One of the points of 6rd was that to the outside world it looks like the
existing IPv6 allocation of the ISP. The fundamental problem that needs to
be overcome is the brain-dead concept that every ISP should get a /32; when
that block size should only be given to a start-up ISP 'with NO existing
customers'. Every other ISP should receive a block size large enough to
accommodate sub-delegating prefixes to every one of their existing
customers.

What this policy proposal needs to say is that '6rd needs to be counted as a
separate & parallel deployment' for the calculation of the appropriate block
size. There are multiple ways to implement it, so there can't be
one-size-fits-all language, just guidelines so the reviewers know how to
interpret that deployment. There is absolutely no reason to put in anything
more than 'allow it to exist in parallel', because once the 6rd deployment
is decommissioned, the ISP will have a need to add new customers somewhere.
As long as the original allocation covered the -entire- existing customer
set plus what they need for 6rd in the interim, they still have a single
aggregate large enough to grow into for some time to come. 
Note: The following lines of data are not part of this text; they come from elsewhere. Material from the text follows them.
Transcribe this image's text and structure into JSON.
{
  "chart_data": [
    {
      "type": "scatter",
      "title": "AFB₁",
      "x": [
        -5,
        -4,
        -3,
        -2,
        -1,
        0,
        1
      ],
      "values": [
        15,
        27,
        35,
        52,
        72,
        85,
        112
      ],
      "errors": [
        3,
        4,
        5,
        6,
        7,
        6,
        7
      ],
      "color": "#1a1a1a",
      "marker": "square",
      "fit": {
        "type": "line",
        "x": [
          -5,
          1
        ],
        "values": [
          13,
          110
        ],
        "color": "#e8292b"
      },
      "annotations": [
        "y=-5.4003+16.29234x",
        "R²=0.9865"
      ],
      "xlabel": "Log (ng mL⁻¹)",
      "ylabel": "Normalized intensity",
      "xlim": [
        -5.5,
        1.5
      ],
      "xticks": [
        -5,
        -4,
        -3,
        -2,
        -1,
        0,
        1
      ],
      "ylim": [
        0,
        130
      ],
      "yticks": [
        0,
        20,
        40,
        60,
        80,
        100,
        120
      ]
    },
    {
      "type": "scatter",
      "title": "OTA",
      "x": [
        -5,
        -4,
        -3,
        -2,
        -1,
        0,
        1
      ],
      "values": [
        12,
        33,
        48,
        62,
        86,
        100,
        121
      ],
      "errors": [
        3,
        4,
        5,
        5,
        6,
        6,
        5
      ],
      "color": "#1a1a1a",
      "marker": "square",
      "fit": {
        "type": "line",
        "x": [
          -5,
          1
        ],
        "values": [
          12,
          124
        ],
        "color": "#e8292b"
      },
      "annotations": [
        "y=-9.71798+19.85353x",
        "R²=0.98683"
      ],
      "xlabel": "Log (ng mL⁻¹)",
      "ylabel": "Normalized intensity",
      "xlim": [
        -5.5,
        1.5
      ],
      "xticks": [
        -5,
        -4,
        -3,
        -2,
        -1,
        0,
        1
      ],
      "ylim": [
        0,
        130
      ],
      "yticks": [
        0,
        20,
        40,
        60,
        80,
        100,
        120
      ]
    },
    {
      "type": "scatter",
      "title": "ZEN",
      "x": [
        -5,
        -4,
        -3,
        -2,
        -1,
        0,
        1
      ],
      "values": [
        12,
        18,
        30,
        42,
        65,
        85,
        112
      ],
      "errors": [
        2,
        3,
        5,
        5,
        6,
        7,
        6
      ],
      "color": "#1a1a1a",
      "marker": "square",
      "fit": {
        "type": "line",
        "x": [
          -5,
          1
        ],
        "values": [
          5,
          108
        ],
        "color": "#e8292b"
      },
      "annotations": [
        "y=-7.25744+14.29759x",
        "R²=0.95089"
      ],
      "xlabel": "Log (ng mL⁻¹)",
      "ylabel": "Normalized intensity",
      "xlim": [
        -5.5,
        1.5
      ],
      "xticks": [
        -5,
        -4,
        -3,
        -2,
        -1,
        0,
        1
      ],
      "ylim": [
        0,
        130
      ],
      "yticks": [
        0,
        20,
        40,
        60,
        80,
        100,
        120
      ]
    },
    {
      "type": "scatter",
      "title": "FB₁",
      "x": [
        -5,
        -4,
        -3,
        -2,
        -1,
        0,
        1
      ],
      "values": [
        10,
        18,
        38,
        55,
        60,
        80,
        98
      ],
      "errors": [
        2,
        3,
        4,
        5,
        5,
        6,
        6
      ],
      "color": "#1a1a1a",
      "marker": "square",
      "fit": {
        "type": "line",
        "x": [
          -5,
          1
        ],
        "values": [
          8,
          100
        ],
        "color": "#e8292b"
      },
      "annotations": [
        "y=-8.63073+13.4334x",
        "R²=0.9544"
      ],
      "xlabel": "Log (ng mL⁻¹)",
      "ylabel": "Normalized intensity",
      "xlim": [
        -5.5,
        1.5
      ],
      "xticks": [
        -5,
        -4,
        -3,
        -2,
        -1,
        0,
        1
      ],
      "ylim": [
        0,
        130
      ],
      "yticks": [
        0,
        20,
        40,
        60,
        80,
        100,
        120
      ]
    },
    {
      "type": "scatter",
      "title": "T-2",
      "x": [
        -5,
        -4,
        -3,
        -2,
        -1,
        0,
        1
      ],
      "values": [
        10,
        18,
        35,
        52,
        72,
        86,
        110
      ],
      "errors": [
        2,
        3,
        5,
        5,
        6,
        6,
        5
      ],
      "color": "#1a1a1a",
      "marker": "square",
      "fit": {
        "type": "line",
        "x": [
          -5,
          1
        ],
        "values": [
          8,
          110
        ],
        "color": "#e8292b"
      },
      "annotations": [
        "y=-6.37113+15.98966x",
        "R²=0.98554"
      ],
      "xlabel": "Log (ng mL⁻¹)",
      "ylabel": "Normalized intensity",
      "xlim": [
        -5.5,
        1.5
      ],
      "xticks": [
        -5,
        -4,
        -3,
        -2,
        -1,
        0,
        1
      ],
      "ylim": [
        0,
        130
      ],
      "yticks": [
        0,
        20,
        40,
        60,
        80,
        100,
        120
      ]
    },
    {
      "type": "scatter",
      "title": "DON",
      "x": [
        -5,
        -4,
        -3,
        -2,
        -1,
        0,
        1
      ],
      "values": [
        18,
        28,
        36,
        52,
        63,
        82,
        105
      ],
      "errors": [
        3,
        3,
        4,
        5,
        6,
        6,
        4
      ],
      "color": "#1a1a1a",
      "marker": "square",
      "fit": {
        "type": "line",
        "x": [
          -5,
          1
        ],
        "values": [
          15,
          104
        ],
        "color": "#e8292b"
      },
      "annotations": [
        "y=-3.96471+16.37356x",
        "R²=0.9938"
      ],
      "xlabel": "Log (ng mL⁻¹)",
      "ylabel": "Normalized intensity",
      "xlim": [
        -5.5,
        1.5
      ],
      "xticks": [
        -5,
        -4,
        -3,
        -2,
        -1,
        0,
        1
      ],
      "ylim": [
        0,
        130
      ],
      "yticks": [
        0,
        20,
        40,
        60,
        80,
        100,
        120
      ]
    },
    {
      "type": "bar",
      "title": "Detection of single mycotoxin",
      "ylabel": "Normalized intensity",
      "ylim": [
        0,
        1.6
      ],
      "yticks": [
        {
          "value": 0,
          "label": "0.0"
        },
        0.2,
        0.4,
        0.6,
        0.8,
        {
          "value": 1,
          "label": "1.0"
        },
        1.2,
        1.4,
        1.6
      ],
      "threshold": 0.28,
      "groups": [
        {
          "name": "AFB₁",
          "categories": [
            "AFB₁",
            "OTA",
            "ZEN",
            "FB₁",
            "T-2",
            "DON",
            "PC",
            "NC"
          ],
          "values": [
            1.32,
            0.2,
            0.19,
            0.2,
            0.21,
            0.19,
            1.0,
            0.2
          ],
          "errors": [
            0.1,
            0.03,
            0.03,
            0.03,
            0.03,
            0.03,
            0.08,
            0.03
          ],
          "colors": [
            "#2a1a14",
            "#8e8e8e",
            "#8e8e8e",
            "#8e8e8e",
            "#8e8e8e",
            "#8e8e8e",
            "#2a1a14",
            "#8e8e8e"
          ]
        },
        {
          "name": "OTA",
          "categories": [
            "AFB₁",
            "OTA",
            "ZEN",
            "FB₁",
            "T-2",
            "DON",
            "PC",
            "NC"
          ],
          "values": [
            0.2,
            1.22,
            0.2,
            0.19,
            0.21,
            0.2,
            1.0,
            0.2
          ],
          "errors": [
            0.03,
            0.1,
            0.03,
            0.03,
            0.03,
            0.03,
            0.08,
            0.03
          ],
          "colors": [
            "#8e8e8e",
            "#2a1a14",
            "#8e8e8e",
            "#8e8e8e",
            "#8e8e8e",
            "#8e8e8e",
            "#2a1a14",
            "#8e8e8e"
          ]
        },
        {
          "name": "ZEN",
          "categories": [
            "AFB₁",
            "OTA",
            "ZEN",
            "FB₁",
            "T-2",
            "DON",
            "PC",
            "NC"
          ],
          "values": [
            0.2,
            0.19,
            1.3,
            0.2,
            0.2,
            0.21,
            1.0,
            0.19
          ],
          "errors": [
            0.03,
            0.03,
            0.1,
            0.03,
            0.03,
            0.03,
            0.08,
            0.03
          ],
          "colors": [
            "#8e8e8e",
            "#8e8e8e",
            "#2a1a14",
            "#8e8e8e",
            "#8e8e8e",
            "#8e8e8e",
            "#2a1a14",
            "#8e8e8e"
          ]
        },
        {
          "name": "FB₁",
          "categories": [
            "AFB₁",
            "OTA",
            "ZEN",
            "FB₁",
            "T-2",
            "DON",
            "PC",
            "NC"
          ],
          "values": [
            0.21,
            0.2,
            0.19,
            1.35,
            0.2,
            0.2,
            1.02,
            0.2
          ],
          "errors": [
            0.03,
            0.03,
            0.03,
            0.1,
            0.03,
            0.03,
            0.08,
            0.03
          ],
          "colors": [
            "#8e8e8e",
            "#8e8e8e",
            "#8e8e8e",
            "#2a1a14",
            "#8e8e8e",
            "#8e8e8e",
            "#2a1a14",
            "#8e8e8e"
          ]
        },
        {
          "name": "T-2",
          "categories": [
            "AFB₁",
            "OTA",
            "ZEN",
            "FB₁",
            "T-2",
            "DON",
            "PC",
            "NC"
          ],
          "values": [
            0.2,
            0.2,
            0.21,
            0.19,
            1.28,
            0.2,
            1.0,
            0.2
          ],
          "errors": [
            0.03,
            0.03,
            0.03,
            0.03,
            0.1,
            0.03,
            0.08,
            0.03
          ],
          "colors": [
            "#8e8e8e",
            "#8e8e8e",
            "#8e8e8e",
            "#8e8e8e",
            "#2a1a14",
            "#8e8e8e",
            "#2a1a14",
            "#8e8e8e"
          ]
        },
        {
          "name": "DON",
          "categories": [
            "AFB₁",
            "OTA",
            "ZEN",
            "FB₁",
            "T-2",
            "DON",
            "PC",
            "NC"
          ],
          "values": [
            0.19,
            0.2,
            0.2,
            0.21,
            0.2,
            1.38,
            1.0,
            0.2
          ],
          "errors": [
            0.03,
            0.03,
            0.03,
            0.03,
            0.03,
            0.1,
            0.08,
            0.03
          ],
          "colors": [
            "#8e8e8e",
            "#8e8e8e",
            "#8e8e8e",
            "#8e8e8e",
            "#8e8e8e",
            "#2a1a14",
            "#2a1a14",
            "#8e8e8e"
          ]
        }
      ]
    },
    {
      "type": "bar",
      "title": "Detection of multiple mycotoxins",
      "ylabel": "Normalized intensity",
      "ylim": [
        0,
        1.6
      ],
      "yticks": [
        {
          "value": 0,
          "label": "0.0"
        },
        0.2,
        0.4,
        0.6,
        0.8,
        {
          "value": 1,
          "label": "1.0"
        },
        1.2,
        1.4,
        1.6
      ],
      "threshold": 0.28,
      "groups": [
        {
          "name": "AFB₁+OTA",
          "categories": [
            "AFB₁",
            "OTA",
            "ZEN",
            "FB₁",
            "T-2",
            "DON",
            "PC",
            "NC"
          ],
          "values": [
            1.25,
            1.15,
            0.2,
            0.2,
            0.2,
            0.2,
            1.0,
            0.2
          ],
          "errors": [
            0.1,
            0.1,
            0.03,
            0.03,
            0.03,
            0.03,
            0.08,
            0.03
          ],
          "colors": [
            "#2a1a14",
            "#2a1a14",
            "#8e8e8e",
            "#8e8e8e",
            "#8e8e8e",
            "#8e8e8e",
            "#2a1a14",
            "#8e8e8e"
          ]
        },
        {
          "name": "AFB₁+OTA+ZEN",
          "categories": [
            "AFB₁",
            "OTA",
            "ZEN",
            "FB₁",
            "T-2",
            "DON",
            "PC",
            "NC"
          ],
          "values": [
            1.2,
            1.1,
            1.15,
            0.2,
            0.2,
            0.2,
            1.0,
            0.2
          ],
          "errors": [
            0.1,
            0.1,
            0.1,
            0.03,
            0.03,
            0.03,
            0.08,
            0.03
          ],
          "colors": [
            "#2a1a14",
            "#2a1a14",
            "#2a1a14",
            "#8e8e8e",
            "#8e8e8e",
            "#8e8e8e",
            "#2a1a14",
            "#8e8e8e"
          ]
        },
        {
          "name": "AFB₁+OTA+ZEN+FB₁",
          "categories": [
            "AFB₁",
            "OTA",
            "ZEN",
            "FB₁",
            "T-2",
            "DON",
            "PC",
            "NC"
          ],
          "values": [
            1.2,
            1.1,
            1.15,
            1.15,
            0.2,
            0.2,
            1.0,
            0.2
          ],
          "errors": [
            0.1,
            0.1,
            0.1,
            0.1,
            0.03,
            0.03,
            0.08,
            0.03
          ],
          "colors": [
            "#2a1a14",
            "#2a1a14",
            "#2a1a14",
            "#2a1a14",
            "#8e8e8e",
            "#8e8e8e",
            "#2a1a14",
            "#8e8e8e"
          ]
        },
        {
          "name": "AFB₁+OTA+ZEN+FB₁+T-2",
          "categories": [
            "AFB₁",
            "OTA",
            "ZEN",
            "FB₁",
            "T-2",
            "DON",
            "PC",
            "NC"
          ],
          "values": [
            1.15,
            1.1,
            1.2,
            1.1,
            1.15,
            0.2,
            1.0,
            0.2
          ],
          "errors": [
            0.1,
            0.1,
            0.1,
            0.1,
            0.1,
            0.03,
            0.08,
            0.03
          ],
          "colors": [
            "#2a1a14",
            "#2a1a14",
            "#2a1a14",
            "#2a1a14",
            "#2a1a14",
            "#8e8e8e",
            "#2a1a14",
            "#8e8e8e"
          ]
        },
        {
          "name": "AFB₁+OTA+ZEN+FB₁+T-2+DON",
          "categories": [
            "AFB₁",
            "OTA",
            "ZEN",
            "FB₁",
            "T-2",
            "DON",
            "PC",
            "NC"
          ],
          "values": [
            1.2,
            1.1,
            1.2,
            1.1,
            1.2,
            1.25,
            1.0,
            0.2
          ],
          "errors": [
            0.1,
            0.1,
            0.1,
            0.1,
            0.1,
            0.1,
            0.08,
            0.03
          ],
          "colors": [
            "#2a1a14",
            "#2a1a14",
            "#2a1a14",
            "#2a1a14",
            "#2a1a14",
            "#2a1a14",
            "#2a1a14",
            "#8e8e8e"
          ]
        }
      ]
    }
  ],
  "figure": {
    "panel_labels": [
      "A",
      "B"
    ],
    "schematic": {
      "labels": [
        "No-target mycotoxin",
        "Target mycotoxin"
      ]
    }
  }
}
Forcing fragmented allocation simply to support the demented notion of 'need
to control' is not in the best interest of the routing system, and therefore
the entire Internet. The 'justification system' can get in the way of common
sense, and what this policy proposal needs to do is help broaden the
perspective of the reviewers so the right thing can happen for the long
term.

Tony


> -----Original Message-----
> From: arin-ppml-bounces at arin.net [mailto:arin-ppml-bounces at arin.net] On
> Behalf Of michael.dillon at bt.com
> Sent: Friday, May 07, 2010 11:41 AM
> To: arin-ppml at arin.net
> Subject: Re: [arin-ppml] Policy Proposal 113: IPv6 for 6rd
> 
> > I think the confusion arises from the first sentence of the
> > proposal, and I recommend that it be reworded if my second
> > interpretation is not actually the intent of the proposal.
> > I'll reserve judgment about whether I'm for or against until
> > I can get that clarified.
> 
> It could use a bit more rewording than that.
> 
> Why is there a technical example in the policy text instead of
> in the rationale?
> 
> I'd be in favor of a policy that allowed holders of /32 or bigger
> blocks justified normally, to ask for an additional larger
> and TEMPORARY block to deploy the transition technology known
> as 6RD. Of course, when the public Internet has transitioned
> to IPv6 and 6RD is being decommissioned in favor of simple
> plain IPv6, then the 6RD allocation would be returned to ARIN.
> It would also be nice for ARIN to ask the question, every year,
> When will you return your 6RD allocation and to publish that
> target date in the whois directory entry for the allocation.